What will change is the nature of retirement. “Just 16 per cent of this generation aspires to do ‘no work whatsoever’ after they punch the clock at their full-time job for the last time,” writes Adams. Most boomers will seek out part-time or charitable work to keep busy and maintain their sense of significance as long as they are able.
And when the end finally does come, boomers will continue their rejection of tradition. Adams reports all four tribes show a marked preference for cremation over burial and little interest in any strong religious component to their funerals. The big question, according to Adams, will be how and where to scatter all those ashes in ways that allow the boomers to “do their own thing” in death as they did in life.
- Peter Shawn Taylor
A book about a 91-year-old man on the brink of senility may seem like a departure from the hard-boiled crime novels for which Walter Mosley is best known. But the prologue to Ptolemy Grey—a letter written by the title character to a 17-year-old—promises plenty of action. “If you were 20 years older and I 50 years less I’d ask you to be my wife,” it reads. “You deserve the best I can offer and that’s why I’m sitting here with a pistol under the cushion and a gold doubloon on the coffee table.” Mosley deftly tucks mystery into what is, above all, a love story.
It begins with Ptolemy picking up the phone in his vermin-infested Los Angeles apartment and confusing the caller’s voice with those on the radio and TV. A relative arrives to take him to the bank, which Ptolemy mistakes for the “Negro tenement” where, as a child, he visited his beloved uncle. Next, Ptolemy finds himself at a wake for his cherished grand-nephew, Reggie, shot by some character named “Drivebee.” A sad event indeed, but also, for Ptolemy, a lucky one—for it is here that he meets orphan Robyn, 17, whom he later adopts and holds responsible for the unmuddling of his mind.
She clears the detritus from Ptolemy’s home, then brings him to meet “the Devil”—a doctor who prescribes a potent but poisonous drug that miraculously restores his memory.

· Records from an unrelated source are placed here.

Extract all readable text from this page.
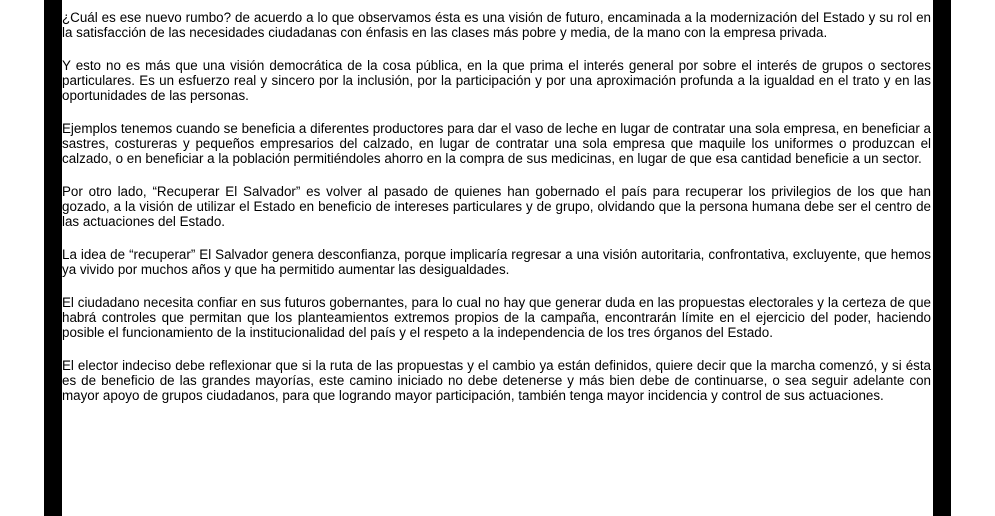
¿Cuál es ese nuevo rumbo? de acuerdo a lo que observamos ésta es una visión de futuro, encaminada a la modernización del Estado y su rol en la satisfacción de las necesidades ciudadanas con énfasis en las clases más pobre y media, de la mano con la empresa privada.

Y esto no es más que una visión democrática de la cosa pública, en la que prima el interés general por sobre el interés de grupos o sectores particulares. Es un esfuerzo real y sincero por la inclusión, por la participación y por una aproximación profunda a la igualdad en el trato y en las oportunidades de las personas.

Ejemplos tenemos cuando se beneficia a diferentes productores para dar el vaso de leche en lugar de contratar una sola empresa, en beneficiar a sastres, costureras y pequeños empresarios del calzado, en lugar de contratar una sola empresa que maquile los uniformes o produzcan el calzado, o en beneficiar a la población permitiéndoles ahorro en la compra de sus medicinas, en lugar de que esa cantidad beneficie a un sector.

Por otro lado, “Recuperar El Salvador” es volver al pasado de quienes han gobernado el país para recuperar los privilegios de los que han gozado, a la visión de utilizar el Estado en beneficio de intereses particulares y de grupo, olvidando que la persona humana debe ser el centro de las actuaciones del Estado.

La idea de “recuperar” El Salvador genera desconfianza, porque implicaría regresar a una visión autoritaria, confrontativa, excluyente, que hemos ya vivido por muchos años y que ha permitido aumentar las desigualdades.

El ciudadano necesita confiar en sus futuros gobernantes, para lo cual no hay que generar duda en las propuestas electorales y la certeza de que habrá controles que permitan que los planteamientos extremos propios de la campaña, encontrarán límite en el ejercicio del poder, haciendo posible el funcionamiento de la institucionalidad del país y el respeto a la independencia de los tres órganos del Estado.

El elector indeciso debe reflexionar que si la ruta de las propuestas y el cambio ya están definidos, quiere decir que la marcha comenzó, y si ésta es de beneficio de las grandes mayorías, este camino iniciado no debe detenerse y más bien debe de continuarse, o sea seguir adelante con mayor apoyo de grupos ciudadanos, para que logrando mayor participación, también tenga mayor incidencia y control de sus actuaciones.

Suddenly, a murky notion that’s been haunting him about “something he needs to do” comes clear, and it involves a pot of gold, an ancient lynching and Reggie’s death.
For all its magic and murder, the story’s true charm is in the bond between Ptolemy and Robyn, as unlikely as a shot in the arm that reverses dementia, yet rendered true in Mosley’s prudent prose. A soul, Coydog once told Ptolemy, is the part of a person that feels “there’s somethin’ in the world bettah than they lives.” Call it a fairy tale, but Mosley’s message is clear: when two souls join together to work toward that somethin’, anything is possible.